By the late nineteenth century it was well known that proper sanitation and effective sewage disposal could dramatically reduce death rates, so his expertise was in demand. He completed the sewerage and plumbing schemes for most of Dublin's main hospitals including the Richmond Lunatic Asylum (1889), Blue Coat Hospital (1890), St Vincent's, and Cork Street Fever Hospital. He was one of the founders and chief engineer of the Dublin Sanitary Association (1883–90), designed the Blackrock baths (1886), worked as consulting engineer to the Ulster Sanitary Association (1890–92), and acted as surveyor of the Kingstown estate (1889–1903). Not neglecting his architectural training, he also designed the methodist church, Inchicore (1886), and won first prize for his design for the new Alexandra School, Earlsfort Terrace, Dublin (1888–9).
In 1899 he moved offices to 63 Dawson St. and took up partnership with George Murray Ross, CE, creating the firm of Kaye Parry & Ross (changed to Kaye-Parry & Ross after 1905), architects and civil engineers; in 1900 they set up a second office in Westminster, London, but little is known of their British commissions. From then on, all of Kaye-Parry's work was done in conjunction with Ross, and together they worked on numerous sanitary engineering projects across Ireland: they were chief engineers to the Blackrock and Kingstown main drainage boards and consulting engineers to the Killiney and Clontarf urban councils, planned the main drainage schemes for Armagh (1901), Maynooth, Malahide, Tullamore (1901), and Mitchelstown (1906), designed the Howth (1906–7), Kinsale (1909), and Maynooth water works, and were responsible for the Kingstown (1906), Warrenpoint (1906), Bangor, and Iveagh Trust baths. The firm won several prizes, including first place for their plans to widen the bridge over the Dodder at Ballsbridge, and they designed the Kingstown library (1900) and pavilion (1902), an edifice for the Dublin International Exhibition (opened 1907), the Norwich Union Insurance Offices, Dublin, and dozens of other buildings, houses, and sanitary schemes.

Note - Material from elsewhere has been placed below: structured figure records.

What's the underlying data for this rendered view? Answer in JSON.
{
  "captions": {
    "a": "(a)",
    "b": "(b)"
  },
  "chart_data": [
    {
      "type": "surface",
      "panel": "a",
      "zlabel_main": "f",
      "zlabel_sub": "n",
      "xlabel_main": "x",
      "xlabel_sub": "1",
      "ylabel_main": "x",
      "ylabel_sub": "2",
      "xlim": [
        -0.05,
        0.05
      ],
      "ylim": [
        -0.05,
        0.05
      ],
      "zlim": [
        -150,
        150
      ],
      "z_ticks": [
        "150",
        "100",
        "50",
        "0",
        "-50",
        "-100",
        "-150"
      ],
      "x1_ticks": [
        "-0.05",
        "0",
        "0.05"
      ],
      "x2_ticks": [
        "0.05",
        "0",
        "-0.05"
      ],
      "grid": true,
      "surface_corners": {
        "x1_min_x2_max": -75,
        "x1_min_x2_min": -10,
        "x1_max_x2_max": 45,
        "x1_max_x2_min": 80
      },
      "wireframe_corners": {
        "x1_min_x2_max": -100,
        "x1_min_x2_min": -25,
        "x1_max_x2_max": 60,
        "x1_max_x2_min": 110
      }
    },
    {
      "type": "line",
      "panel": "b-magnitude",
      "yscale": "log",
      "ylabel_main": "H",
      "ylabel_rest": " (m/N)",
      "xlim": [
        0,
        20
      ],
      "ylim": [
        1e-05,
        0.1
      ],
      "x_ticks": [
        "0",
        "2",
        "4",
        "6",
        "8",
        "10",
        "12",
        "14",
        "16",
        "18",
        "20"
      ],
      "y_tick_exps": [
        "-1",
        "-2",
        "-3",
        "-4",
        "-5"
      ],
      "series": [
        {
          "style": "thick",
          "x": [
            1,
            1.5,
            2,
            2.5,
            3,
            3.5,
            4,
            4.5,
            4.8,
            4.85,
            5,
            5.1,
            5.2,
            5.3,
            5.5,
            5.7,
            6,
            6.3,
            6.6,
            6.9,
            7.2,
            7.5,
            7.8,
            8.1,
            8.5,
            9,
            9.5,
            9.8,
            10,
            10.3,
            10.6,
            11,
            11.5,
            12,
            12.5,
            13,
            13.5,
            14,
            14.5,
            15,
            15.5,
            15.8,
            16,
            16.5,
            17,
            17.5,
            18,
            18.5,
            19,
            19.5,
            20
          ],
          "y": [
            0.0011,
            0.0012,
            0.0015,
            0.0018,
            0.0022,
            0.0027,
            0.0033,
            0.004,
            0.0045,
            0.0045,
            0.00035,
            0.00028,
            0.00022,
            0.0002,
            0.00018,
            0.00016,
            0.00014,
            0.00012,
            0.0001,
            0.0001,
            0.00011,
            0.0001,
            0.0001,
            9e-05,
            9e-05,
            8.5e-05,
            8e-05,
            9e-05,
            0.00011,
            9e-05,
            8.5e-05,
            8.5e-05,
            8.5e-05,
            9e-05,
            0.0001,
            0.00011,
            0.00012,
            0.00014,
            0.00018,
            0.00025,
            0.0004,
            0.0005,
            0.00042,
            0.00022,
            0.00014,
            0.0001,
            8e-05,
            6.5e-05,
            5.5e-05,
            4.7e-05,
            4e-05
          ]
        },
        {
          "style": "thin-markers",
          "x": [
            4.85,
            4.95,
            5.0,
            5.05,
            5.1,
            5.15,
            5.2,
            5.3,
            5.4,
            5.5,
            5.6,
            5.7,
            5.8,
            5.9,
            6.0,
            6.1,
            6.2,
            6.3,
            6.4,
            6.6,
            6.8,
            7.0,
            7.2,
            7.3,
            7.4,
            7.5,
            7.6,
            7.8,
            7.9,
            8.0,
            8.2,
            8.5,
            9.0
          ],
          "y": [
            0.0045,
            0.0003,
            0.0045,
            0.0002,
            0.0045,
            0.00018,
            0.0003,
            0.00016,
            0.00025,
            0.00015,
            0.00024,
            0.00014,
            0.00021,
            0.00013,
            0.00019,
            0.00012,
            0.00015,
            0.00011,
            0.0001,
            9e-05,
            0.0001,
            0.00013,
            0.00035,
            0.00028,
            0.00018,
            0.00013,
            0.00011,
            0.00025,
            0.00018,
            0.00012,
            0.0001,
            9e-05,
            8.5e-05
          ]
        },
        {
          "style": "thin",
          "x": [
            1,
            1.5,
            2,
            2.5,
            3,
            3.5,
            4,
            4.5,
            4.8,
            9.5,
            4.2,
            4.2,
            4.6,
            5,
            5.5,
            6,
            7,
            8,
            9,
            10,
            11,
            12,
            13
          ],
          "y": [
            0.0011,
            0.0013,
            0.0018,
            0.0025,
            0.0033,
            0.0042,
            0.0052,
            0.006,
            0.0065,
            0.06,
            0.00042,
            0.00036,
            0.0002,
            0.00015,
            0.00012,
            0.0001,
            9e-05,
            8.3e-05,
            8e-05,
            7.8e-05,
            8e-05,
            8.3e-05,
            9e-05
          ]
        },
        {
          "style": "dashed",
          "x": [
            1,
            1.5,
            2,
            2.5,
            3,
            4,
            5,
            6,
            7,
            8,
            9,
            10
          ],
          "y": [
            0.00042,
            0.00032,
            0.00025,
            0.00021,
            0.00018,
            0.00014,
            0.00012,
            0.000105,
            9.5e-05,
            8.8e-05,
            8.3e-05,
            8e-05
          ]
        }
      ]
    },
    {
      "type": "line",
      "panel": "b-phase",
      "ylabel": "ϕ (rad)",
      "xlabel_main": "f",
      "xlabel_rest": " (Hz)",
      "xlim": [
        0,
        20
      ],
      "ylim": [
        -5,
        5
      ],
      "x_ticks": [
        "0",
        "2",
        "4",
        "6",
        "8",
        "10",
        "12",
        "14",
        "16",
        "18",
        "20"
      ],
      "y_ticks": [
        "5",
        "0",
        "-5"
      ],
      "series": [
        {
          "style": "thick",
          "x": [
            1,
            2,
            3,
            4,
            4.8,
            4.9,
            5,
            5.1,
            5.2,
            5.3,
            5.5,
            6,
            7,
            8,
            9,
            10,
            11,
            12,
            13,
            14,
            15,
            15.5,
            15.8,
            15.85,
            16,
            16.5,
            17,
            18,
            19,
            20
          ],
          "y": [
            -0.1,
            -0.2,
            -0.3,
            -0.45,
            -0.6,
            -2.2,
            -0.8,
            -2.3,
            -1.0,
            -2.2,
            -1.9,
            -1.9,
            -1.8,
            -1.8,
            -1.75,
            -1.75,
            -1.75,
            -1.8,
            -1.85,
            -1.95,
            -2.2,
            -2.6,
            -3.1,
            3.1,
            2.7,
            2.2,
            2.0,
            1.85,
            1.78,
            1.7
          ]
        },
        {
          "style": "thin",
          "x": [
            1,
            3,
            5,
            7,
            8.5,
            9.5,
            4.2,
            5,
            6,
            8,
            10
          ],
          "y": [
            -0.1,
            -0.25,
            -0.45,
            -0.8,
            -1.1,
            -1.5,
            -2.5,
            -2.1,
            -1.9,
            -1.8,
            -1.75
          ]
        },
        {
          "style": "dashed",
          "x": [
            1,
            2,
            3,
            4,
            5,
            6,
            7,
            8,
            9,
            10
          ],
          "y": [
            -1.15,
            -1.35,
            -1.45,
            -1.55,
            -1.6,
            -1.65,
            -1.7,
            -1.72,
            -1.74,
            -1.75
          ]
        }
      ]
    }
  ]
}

Throughout his life, Kaye-Parry was a member of many associations including both the Institution of Civil Engineers (elected full member 28 November 1899) and the ICEI, before which he presented numerous papers, mostly on sewage disposal. He was a member (elected 4 June 1883), fellow (16 December 1893), vice-president (1914–16), president (1917–19), and ex officio officer (1920–32) of the RIAI and frequently read papers on main drainage, the business side of architecture, and on general sanitation. He was a member of the British Institution of Public Health, examiner for diploma in public health at Dublin University, and a Fellow of the Royal Sanitary Association. He was also a fellow of the Royal Institution of British Architects (15 May 1899) until 1927, when he allowed his membership to lapse. In 1921 he was in a serious accident, breaking his thigh in two places; from this he never quite recovered. In 1927, after spending thirty-eight years at 6 Charlemont Terrace, Kingstown, he retired to London, where he died of pneumonia on 10 November 1932 at 36 Delaware Mansions, Paddington.

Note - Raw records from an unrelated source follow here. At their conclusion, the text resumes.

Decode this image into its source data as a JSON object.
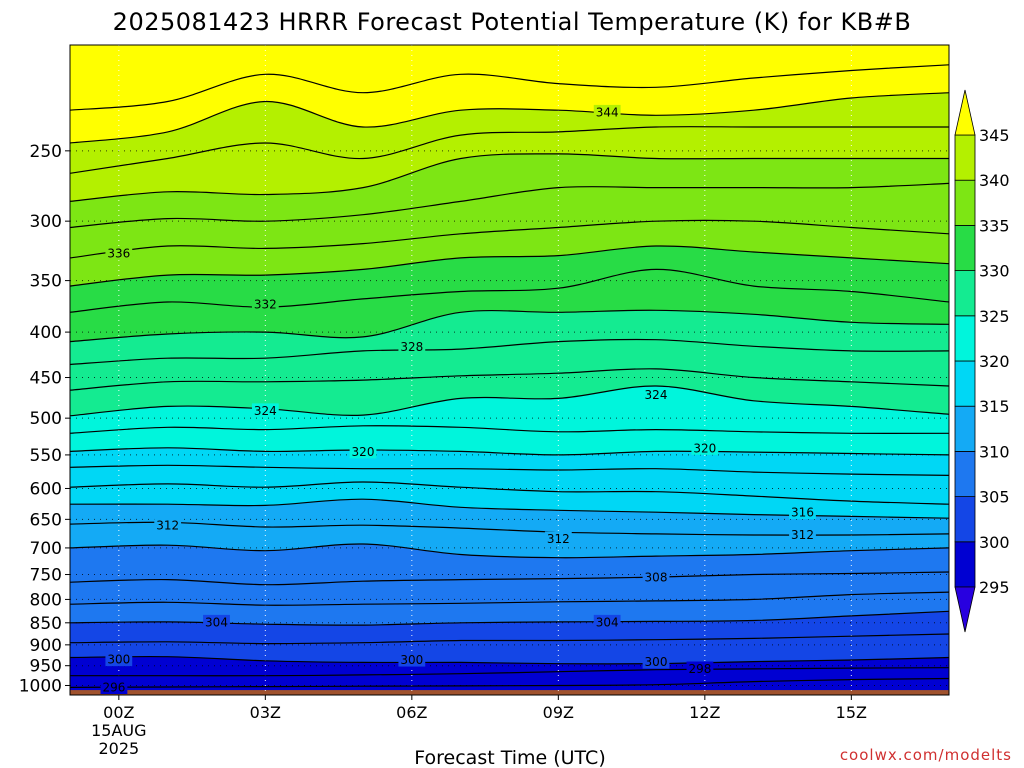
{
  "title": "2025081423 HRRR Forecast Potential Temperature (K) for KB#B",
  "credit": "coolwx.com/modelts",
  "colors": {
    "ground": "#a0522d",
    "bands": [
      {
        "from": 290,
        "to": 295,
        "color": "#2800e0"
      },
      {
        "from": 295,
        "to": 300,
        "color": "#0000d2"
      },
      {
        "from": 300,
        "to": 305,
        "color": "#1446e6"
      },
      {
        "from": 305,
        "to": 310,
        "color": "#1e78f0"
      },
      {
        "from": 310,
        "to": 315,
        "color": "#14aaf5"
      },
      {
        "from": 315,
        "to": 320,
        "color": "#00d7f5"
      },
      {
        "from": 320,
        "to": 325,
        "color": "#00f5dc"
      },
      {
        "from": 325,
        "to": 330,
        "color": "#14eb91"
      },
      {
        "from": 330,
        "to": 335,
        "color": "#28dc46"
      },
      {
        "from": 335,
        "to": 340,
        "color": "#7de614"
      },
      {
        "from": 340,
        "to": 345,
        "color": "#b4f000"
      },
      {
        "from": 345,
        "to": 350,
        "color": "#ffff00"
      }
    ]
  },
  "chart_data": {
    "type": "heatmap",
    "title": "2025081423 HRRR Forecast Potential Temperature (K) for KB#B",
    "xlabel": "Forecast Time (UTC)",
    "ylabel": "",
    "x_ticks": [
      {
        "hour": 0,
        "label": "00Z",
        "sub1": "15AUG",
        "sub2": "2025"
      },
      {
        "hour": 3,
        "label": "03Z",
        "sub1": "",
        "sub2": ""
      },
      {
        "hour": 6,
        "label": "06Z",
        "sub1": "",
        "sub2": ""
      },
      {
        "hour": 9,
        "label": "09Z",
        "sub1": "",
        "sub2": ""
      },
      {
        "hour": 12,
        "label": "12Z",
        "sub1": "",
        "sub2": ""
      },
      {
        "hour": 15,
        "label": "15Z",
        "sub1": "",
        "sub2": ""
      }
    ],
    "xlim": [
      -1,
      17
    ],
    "ylim_hpa": [
      1025,
      190
    ],
    "y_axis": "pressure (hPa, log scale, inverted)",
    "y_ticks": [
      250,
      300,
      350,
      400,
      450,
      500,
      550,
      600,
      650,
      700,
      750,
      800,
      850,
      900,
      950,
      1000
    ],
    "y_tick_labels": [
      "250",
      "300",
      "350",
      "400",
      "450",
      "500",
      "550",
      "600",
      "650",
      "700",
      "750",
      "800",
      "850",
      "900",
      "950",
      "1000"
    ],
    "colorbar": {
      "ticks": [
        295,
        300,
        305,
        310,
        315,
        320,
        325,
        330,
        335,
        340,
        345
      ],
      "labels": [
        "295",
        "300",
        "305",
        "310",
        "315",
        "320",
        "325",
        "330",
        "335",
        "340",
        "345"
      ],
      "extend": "both"
    },
    "hours": [
      -1,
      1,
      3,
      5,
      7,
      9,
      11,
      13,
      15,
      17
    ],
    "isentropes": [
      {
        "theta": 296,
        "pressure": [
          1005,
          1004,
          1003,
          1002,
          1001,
          1000,
          998,
          990,
          985,
          982
        ]
      },
      {
        "theta": 298,
        "pressure": [
          975,
          975,
          975,
          973,
          970,
          965,
          960,
          958,
          956,
          955
        ]
      },
      {
        "theta": 300,
        "pressure": [
          930,
          928,
          938,
          942,
          942,
          945,
          945,
          940,
          936,
          930
        ]
      },
      {
        "theta": 302,
        "pressure": [
          895,
          893,
          897,
          895,
          890,
          890,
          888,
          885,
          880,
          875
        ]
      },
      {
        "theta": 304,
        "pressure": [
          850,
          848,
          853,
          855,
          850,
          848,
          847,
          845,
          835,
          825
        ]
      },
      {
        "theta": 306,
        "pressure": [
          810,
          806,
          812,
          810,
          808,
          805,
          803,
          800,
          790,
          785
        ]
      },
      {
        "theta": 308,
        "pressure": [
          765,
          760,
          770,
          763,
          760,
          758,
          755,
          750,
          748,
          745
        ]
      },
      {
        "theta": 310,
        "pressure": [
          700,
          695,
          705,
          693,
          712,
          718,
          715,
          712,
          705,
          700
        ]
      },
      {
        "theta": 312,
        "pressure": [
          658,
          655,
          663,
          660,
          665,
          672,
          675,
          677,
          677,
          675
        ]
      },
      {
        "theta": 314,
        "pressure": [
          625,
          625,
          627,
          617,
          630,
          635,
          638,
          642,
          645,
          648
        ]
      },
      {
        "theta": 316,
        "pressure": [
          598,
          593,
          598,
          590,
          598,
          605,
          605,
          612,
          620,
          625
        ]
      },
      {
        "theta": 318,
        "pressure": [
          568,
          565,
          568,
          570,
          570,
          572,
          570,
          575,
          578,
          580
        ]
      },
      {
        "theta": 320,
        "pressure": [
          545,
          540,
          545,
          543,
          545,
          550,
          545,
          546,
          548,
          550
        ]
      },
      {
        "theta": 322,
        "pressure": [
          520,
          512,
          515,
          510,
          512,
          518,
          515,
          518,
          520,
          520
        ]
      },
      {
        "theta": 324,
        "pressure": [
          497,
          485,
          488,
          496,
          475,
          475,
          460,
          478,
          485,
          495
        ]
      },
      {
        "theta": 326,
        "pressure": [
          465,
          455,
          455,
          453,
          448,
          445,
          440,
          450,
          455,
          460
        ]
      },
      {
        "theta": 328,
        "pressure": [
          435,
          428,
          428,
          420,
          418,
          410,
          408,
          415,
          420,
          420
        ]
      },
      {
        "theta": 330,
        "pressure": [
          410,
          402,
          400,
          405,
          380,
          380,
          378,
          382,
          390,
          392
        ]
      },
      {
        "theta": 332,
        "pressure": [
          380,
          370,
          375,
          367,
          360,
          357,
          340,
          355,
          360,
          370
        ]
      },
      {
        "theta": 334,
        "pressure": [
          355,
          345,
          345,
          340,
          330,
          328,
          320,
          325,
          330,
          335
        ]
      },
      {
        "theta": 336,
        "pressure": [
          330,
          320,
          322,
          318,
          310,
          305,
          300,
          300,
          305,
          310
        ]
      },
      {
        "theta": 338,
        "pressure": [
          305,
          298,
          300,
          295,
          285,
          275,
          275,
          275,
          275,
          272
        ]
      },
      {
        "theta": 340,
        "pressure": [
          285,
          278,
          280,
          275,
          255,
          252,
          255,
          255,
          255,
          255
        ]
      },
      {
        "theta": 342,
        "pressure": [
          265,
          255,
          245,
          255,
          240,
          238,
          235,
          235,
          235,
          235
        ]
      },
      {
        "theta": 344,
        "pressure": [
          245,
          238,
          220,
          235,
          225,
          225,
          228,
          225,
          218,
          215
        ]
      },
      {
        "theta": 346,
        "pressure": [
          225,
          220,
          205,
          215,
          205,
          210,
          212,
          207,
          203,
          200
        ]
      }
    ],
    "contour_labels": [
      {
        "text": "296",
        "hour": -0.1,
        "pressure": 1004
      },
      {
        "text": "300",
        "hour": 0,
        "pressure": 934
      },
      {
        "text": "300",
        "hour": 6,
        "pressure": 935
      },
      {
        "text": "300",
        "hour": 11,
        "pressure": 940
      },
      {
        "text": "298",
        "hour": 11.9,
        "pressure": 957
      },
      {
        "text": "304",
        "hour": 2,
        "pressure": 848
      },
      {
        "text": "304",
        "hour": 10,
        "pressure": 848
      },
      {
        "text": "308",
        "hour": 11,
        "pressure": 755
      },
      {
        "text": "312",
        "hour": 1,
        "pressure": 660
      },
      {
        "text": "312",
        "hour": 9,
        "pressure": 683
      },
      {
        "text": "312",
        "hour": 14,
        "pressure": 676
      },
      {
        "text": "316",
        "hour": 14,
        "pressure": 638
      },
      {
        "text": "320",
        "hour": 5,
        "pressure": 545
      },
      {
        "text": "320",
        "hour": 12,
        "pressure": 540
      },
      {
        "text": "324",
        "hour": 3,
        "pressure": 490
      },
      {
        "text": "324",
        "hour": 11,
        "pressure": 470
      },
      {
        "text": "328",
        "hour": 6,
        "pressure": 415
      },
      {
        "text": "332",
        "hour": 3,
        "pressure": 372
      },
      {
        "text": "336",
        "hour": 0,
        "pressure": 326
      },
      {
        "text": "344",
        "hour": 10,
        "pressure": 226
      }
    ]
  }
}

He was married, and had at least two sons: his eldest, Maj. Eric Kaye-Parry, graduated from TCD with a BAI (1908) and joined the Royal Engineers, while Lieut. Stanley Kaye-Parry received a BA from TCD (1913) and was in the Royal Dublin Fusiliers; both served in the first world war, and Eric was awarded the Belgian Croix de Guerre (1918). Kenneth Kaye-Parry, who also earned a BA from TCD in 1913, was almost certainly their brother.
A series of William's public health lectures delivered to the RDS were published in 1884, and Office management, his admirable treatise on the practical aspects of running an architectural firm, was published in London in 1901.